Als es Morgen wurde, stand Jesus am Ufer – oder sollte es besser heißen: weil Jesus am Ufer stand, wurde es Morgen? Enscheidend scheint mir in der Betrachtung des Schauplatzes der Ort, an dem der Auferstandene zu suchen und zu finden ist: am Ufer, an der Grenze zwischen dem Alten und dem Neuen.
Und jetzt machen die Apostel im Boot ihre „Grenzerfahrung“ mit dem Herrn. „Werft das Netz noch einmal aus, auf der rechten Seite des Bootes, und ihr werdet etwas fangen.“ Der Ausgang ist bekannt: „… sie konnten das Netz nicht wieder einholen, so voller Fische war es.“
Am Ufer, an der Grenze Jesus suchen und auf ihn hören
Als Erstes an der Grenze Jesus suchen – diese Wahrheit des Glaubens scheint unter unserem Themenschwerpunkt hier gesagt zu werden. Nicht das Verharren im Alten, in „Jerusalem“ ermöglicht Wachstum, auch nicht der scheinbar bekannte Aufbruch ins Altbewährte, sondern einzig und allein der Blick auf den Herrn an der Grenze des Erlebten.

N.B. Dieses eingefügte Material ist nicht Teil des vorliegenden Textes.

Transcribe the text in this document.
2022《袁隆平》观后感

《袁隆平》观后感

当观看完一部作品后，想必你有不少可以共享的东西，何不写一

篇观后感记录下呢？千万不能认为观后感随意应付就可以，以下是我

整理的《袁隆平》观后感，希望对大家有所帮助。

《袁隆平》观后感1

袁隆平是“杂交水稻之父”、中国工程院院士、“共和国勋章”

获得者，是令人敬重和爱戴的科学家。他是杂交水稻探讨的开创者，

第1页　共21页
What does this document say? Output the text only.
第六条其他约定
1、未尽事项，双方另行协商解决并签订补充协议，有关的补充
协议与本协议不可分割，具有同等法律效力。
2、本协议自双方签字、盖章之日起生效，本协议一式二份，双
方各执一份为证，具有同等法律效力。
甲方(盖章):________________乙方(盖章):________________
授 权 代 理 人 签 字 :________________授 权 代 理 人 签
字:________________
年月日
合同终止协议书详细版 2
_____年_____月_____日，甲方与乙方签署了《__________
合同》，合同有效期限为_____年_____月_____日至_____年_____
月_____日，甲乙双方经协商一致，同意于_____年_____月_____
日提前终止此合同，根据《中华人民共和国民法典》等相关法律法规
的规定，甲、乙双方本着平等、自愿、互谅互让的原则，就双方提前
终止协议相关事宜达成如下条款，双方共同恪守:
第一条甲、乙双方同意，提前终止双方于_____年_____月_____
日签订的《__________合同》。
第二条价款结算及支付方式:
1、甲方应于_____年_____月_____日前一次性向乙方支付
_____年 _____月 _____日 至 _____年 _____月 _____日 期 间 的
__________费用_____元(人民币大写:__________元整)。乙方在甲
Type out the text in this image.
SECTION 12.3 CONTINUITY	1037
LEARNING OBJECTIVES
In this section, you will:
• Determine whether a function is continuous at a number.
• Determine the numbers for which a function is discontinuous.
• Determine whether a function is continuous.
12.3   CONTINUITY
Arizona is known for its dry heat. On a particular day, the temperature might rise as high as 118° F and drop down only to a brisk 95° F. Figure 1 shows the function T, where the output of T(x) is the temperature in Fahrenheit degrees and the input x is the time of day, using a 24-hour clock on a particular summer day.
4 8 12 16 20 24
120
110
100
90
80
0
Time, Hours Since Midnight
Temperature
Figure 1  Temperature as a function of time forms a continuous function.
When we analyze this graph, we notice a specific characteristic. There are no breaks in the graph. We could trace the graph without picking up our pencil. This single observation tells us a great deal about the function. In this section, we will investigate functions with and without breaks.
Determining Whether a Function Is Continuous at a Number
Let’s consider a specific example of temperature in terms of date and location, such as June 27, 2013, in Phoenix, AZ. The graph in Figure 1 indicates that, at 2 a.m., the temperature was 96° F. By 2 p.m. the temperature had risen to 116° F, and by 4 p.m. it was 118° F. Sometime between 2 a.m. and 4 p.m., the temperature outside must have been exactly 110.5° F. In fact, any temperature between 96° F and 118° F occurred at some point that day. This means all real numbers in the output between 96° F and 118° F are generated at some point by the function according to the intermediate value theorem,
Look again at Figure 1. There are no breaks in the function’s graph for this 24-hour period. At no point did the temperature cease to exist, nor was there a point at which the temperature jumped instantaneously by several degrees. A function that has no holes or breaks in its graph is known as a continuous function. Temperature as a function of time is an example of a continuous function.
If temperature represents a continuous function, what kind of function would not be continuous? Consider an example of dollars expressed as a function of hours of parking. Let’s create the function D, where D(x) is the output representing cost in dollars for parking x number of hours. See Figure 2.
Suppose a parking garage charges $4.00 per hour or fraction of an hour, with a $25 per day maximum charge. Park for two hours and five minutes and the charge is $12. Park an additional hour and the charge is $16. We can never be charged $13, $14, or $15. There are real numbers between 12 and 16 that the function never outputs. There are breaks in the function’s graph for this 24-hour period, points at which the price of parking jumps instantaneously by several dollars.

Und als Zweites das Hören auf Ihn. Mich berührt, wie konkret der Auferstandene die Apostel anspricht: „Werft das Netz noch einmal aus, auf der rechten Seite …“ Für den, der auf den Herrn an der Grenze des Erlebten schaut, hat ER konkrete Schritte. Es ist ein Kriterium in der Untercsheidung der Geister, dass der gute Geist „inkarnieren“, Fleisch werden will. Da gibt es kein „mal schauen“, keine Hintertüren, die ich mir offen halten kann, keine Leicht- und Schwerpunkte. Da gibt es nur die „rechte Seite“ – und das Vertrauen darauf, dass Sein Wort richtig ist: „Sie warfen das Netz aus – und konnten es nicht wieder einholen, so voller Fische war es.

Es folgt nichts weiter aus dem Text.